Elle ne paie que très lentement ses réparations de guerre. Face aux Allemands humiliés,
les Français restent inflexibles. Les Italiens irrédentistes sont également insatisfaits : ils
ont combattu, mais ne reçoivent pas les terres de langue italienne promises par leurs
Alliés. Dans ces pays mécontents, la démocratie est remise en question, à gauche par des
révolutionnaires (qui suivent l'exemple de la Russie, dont la révolution bolchevique
suscite des émules), à droite par des ligues nationalistes (qui réclament un régime
autoritaire et contestent les traités de paix). Entre 1918 et 1921, plusieurs soulèvements
communistes éclatent ainsi à travers l'Europe, notamment en Allemagne (les
spartakistes) et en Hongrie ; ils sont durement réprimés
 L'espoir de la Société des Nations : le traité de Versailles met en place la Société des
Nations (SDN) en 1923. Cet organisme a pour objectif de régler pacifiquement les
conflits, par la négociation, et de conduire le monde vers un désarmement général. La
Société des Nations, dont le siège est à Genève, est dotée d'un conseil composé de cinq
délégués permanents (la France, le Royaume-Uni, l'Italie, les États-Unis et le Japon).
L'organisation ne parvient pas à élaborer un système rigoureux de sanctions contre les
États qui enfreignent la loi internationale.
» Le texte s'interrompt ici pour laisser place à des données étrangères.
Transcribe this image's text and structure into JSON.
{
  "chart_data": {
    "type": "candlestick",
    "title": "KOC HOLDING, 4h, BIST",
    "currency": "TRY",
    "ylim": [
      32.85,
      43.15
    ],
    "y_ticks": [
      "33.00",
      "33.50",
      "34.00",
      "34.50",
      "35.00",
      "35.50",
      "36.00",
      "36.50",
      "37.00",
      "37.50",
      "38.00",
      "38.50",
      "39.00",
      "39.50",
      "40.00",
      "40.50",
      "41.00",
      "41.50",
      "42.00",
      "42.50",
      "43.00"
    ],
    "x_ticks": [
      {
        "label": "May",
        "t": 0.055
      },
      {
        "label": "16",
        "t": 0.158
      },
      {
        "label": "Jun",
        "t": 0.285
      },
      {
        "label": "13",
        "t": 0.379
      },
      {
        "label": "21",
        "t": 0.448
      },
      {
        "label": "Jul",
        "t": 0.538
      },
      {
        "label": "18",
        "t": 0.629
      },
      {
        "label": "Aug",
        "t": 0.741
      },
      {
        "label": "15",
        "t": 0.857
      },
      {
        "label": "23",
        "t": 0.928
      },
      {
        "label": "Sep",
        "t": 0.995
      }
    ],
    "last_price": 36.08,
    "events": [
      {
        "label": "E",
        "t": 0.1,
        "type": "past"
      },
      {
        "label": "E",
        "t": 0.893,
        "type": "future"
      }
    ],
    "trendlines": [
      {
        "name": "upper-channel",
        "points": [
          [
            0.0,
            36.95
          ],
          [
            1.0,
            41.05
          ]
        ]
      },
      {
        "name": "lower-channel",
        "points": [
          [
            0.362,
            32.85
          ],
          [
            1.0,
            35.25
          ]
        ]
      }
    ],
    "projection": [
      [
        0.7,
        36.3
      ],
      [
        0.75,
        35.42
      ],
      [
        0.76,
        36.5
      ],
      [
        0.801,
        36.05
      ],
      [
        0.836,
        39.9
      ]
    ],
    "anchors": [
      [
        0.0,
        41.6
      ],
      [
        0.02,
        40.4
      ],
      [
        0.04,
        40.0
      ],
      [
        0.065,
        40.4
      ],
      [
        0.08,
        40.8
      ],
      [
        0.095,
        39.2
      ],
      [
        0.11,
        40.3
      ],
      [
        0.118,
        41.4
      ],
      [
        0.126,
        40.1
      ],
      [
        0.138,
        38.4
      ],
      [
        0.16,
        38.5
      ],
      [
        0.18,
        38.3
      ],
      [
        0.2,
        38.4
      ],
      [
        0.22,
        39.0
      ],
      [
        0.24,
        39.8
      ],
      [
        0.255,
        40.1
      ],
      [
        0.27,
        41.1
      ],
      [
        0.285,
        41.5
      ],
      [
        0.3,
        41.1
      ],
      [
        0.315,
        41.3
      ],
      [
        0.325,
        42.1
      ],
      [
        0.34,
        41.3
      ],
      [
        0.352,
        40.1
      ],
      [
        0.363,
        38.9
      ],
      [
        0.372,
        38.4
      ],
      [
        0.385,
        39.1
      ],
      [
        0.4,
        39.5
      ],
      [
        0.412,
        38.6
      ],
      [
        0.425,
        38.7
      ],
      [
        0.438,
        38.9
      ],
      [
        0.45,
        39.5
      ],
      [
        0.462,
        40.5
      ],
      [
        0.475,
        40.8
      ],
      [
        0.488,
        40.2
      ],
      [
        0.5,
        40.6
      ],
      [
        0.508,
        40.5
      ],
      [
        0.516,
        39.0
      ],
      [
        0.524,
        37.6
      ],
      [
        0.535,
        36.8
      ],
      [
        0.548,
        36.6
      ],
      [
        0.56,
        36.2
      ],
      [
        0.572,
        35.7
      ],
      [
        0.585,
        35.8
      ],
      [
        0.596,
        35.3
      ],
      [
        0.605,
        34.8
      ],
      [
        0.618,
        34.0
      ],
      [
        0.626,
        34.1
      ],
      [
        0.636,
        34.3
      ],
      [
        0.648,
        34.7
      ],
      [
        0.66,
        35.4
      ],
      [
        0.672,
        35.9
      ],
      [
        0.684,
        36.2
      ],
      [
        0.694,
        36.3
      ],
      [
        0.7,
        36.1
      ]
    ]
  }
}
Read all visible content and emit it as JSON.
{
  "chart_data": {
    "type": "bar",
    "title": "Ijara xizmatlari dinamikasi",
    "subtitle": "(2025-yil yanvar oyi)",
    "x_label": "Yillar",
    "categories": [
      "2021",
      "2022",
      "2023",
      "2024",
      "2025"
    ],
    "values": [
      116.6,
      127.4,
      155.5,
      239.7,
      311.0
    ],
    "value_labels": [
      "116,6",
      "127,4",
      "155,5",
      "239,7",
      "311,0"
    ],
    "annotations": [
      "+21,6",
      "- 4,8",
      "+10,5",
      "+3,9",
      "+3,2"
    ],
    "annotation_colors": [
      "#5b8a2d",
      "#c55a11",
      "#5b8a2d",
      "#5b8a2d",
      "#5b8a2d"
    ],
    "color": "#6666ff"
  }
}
De plus, elle est affaiblie, dès sa création, par
l'absence des États-Unis : le Congrès américain a en effet refusé, en 1920, de ratifier les
traités et d'entrer ainsi dans la SDN. La politique américaine est encore profondément
isolationniste
 Les traités de paix contiennent en germe les conflits futurs. À cet égard, on peut dire,
comme l'a fait le maréchal Foch, le 20 février 1920, que les signataires du traité de
Versailles « ont mis un an à perdre la paix ».

Conclusion

La Première Guerre mondiale a vu la disparition de quatre empires et la naissance de dix nouveaux


États. La démocratie semble triompher en Allemagne, en Pologne ou encore en Yougoslavie. Elle
reste pourtant très fragile, étant menacée à gauche par les plus extrémistes, qui suivent l'exemple de
la Russie révolutionnaire, et à droite par des ligues nationalistes qui réclament un régime autoritaire
(à l'instar de l'Italie).

Des revendications émergent au sein des colonies : elles ont fourni leur quota de soldats et attendent
des métropoles une certaine reconnaissance. C'est le cas en Inde, par exemple

Certains banquiers et surtout de gros industriels ont profité de la guerre pour s'enrichir. À l'inverse,
la hausse des prix pénalise salariés et retraités. On dénonce les « profiteurs de guerre ».

Les femmes qui, pendant la guerre, ont travaillé dans les usines et élevé seules leurs enfants
demandent plus de liberté et le respect de leurs droits.

Tous ces éléments modifient durablement les mentalités européennes.